We’re thrilled at the reception RECAP has gotten in its first few hours. Among the notable reactions, Techcrunch discusses the legal issues and concludes that using RECAP doesn’t violate copyright law. RECAP is a hot topic of conversation at Slashdot. CNet also weighed in, highlighting one of the challenges RECAP may face in the coming months:
There are some potential problems. One is that because the RECAP developers plan to make the source code available, it wouldn’t be hard for someone to seed the Internet Archive with “official court documents” that had been modified in some way. (The answer is for users to pay to download important files from PACER, or for the courts to employ digital signatures.)
Techdirt calls RECAP “ingenious”, and concludes that “this is a fantastic idea that hopefully will help to open up public domain court information that has been locked behind PACER’s paywalls for too long.”
Finally, Ars Technica does its usual thorough job of covering RECAP, writing:
The RECAP project could also illuminate potential solutions to the problems that are blocking a more complete PACER overhaul.

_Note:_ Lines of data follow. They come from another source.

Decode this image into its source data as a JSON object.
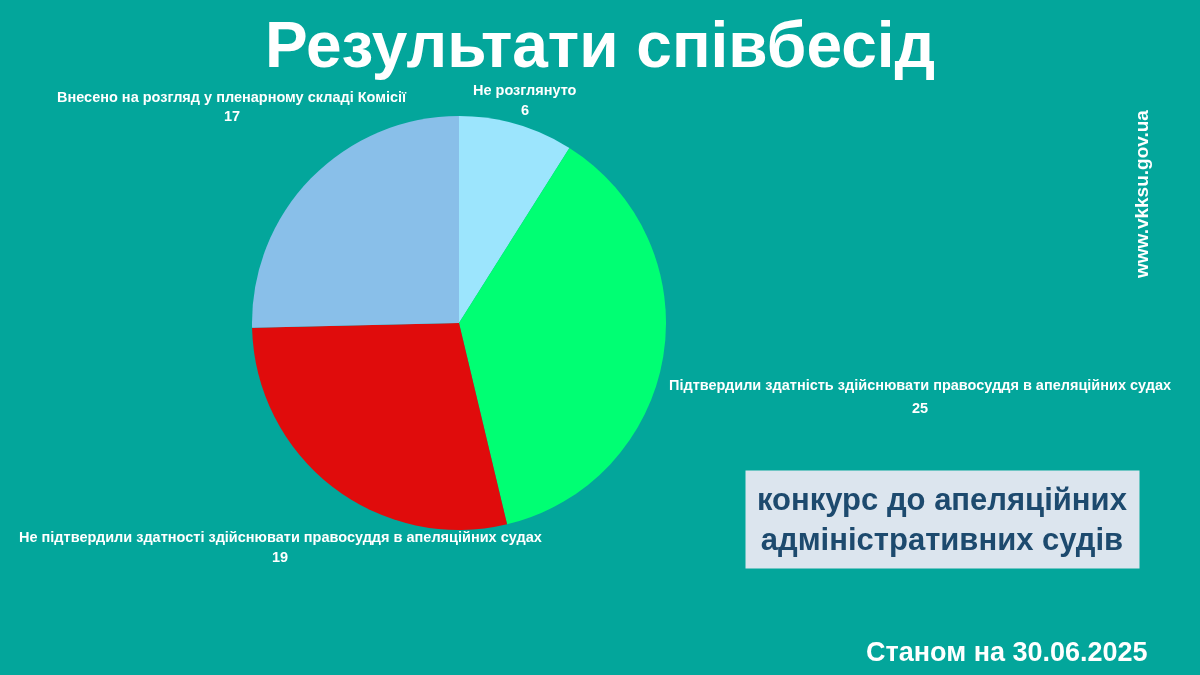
{
  "chart_data": {
    "type": "pie",
    "title": "Результати співбесід",
    "categories": [
      "Не розглянуто",
      "Підтвердили здатність здійснювати правосуддя в апеляційних судах",
      "Не підтвердили здатності здійснювати правосуддя в апеляційних судах",
      "Внесено на розгляд у пленарному складі Комісії"
    ],
    "values": [
      6,
      25,
      19,
      17
    ],
    "colors": [
      "#9ce5fd",
      "#00ff73",
      "#e00c0c",
      "#89bfe9"
    ],
    "data_labels": true,
    "legend": false,
    "annotations": [
      "конкурс до апеляційних\nадміністративних судів",
      "Станом на 30.06.2025",
      "www.vkksu.gov.ua"
    ]
  }
}
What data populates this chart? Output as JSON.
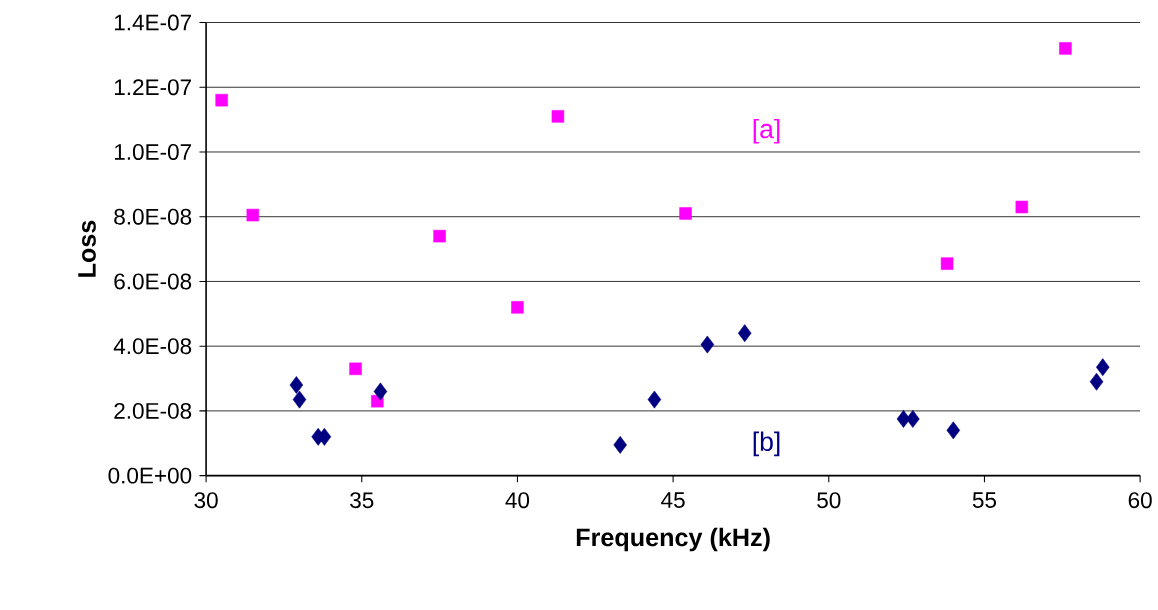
{
  "chart_data": {
    "type": "scatter",
    "xlabel": "Frequency (kHz)",
    "ylabel": "Loss",
    "xlim": [
      30,
      60
    ],
    "xticks": [
      30,
      35,
      40,
      45,
      50,
      55,
      60
    ],
    "ylim": [
      0,
      1.4e-07
    ],
    "yticks": [
      {
        "value": 0,
        "label": "0.0E+00"
      },
      {
        "value": 2e-08,
        "label": "2.0E-08"
      },
      {
        "value": 4e-08,
        "label": "4.0E-08"
      },
      {
        "value": 6e-08,
        "label": "6.0E-08"
      },
      {
        "value": 8e-08,
        "label": "8.0E-08"
      },
      {
        "value": 1e-07,
        "label": "1.0E-07"
      },
      {
        "value": 1.2e-07,
        "label": "1.2E-07"
      },
      {
        "value": 1.4e-07,
        "label": "1.4E-07"
      }
    ],
    "grid": "y",
    "series": [
      {
        "name": "[a]",
        "color": "#ff00ff",
        "marker": "square",
        "x": [
          30.5,
          31.5,
          34.8,
          35.5,
          37.5,
          40.0,
          41.3,
          45.4,
          53.8,
          56.2,
          57.6
        ],
        "values": [
          1.16e-07,
          8.05e-08,
          3.3e-08,
          2.3e-08,
          7.4e-08,
          5.2e-08,
          1.11e-07,
          8.1e-08,
          6.55e-08,
          8.3e-08,
          1.32e-07
        ]
      },
      {
        "name": "[b]",
        "color": "#000080",
        "marker": "diamond",
        "x": [
          32.9,
          33.0,
          33.6,
          33.8,
          35.6,
          43.3,
          44.4,
          46.1,
          47.3,
          52.4,
          52.7,
          54.0,
          58.6,
          58.8
        ],
        "values": [
          2.8e-08,
          2.35e-08,
          1.2e-08,
          1.2e-08,
          2.6e-08,
          9.5e-09,
          2.35e-08,
          4.05e-08,
          4.4e-08,
          1.75e-08,
          1.75e-08,
          1.4e-08,
          2.9e-08,
          3.35e-08
        ]
      }
    ]
  }
}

Despite growing pressure from Congress to reform the PACER system and make data available at no cost, the courts are still reluctant to make major changes to the system because of uncertainty about the cost and the technical challenges of hosting and distributing the data. The RECAP project’s effort to mirror a portion of PACER could help answer those questions and provide a real-world model that demonstrates the viability of open access.
Thanks to everyone for help spreading the word about RECAP. This project can’t succeed without your help.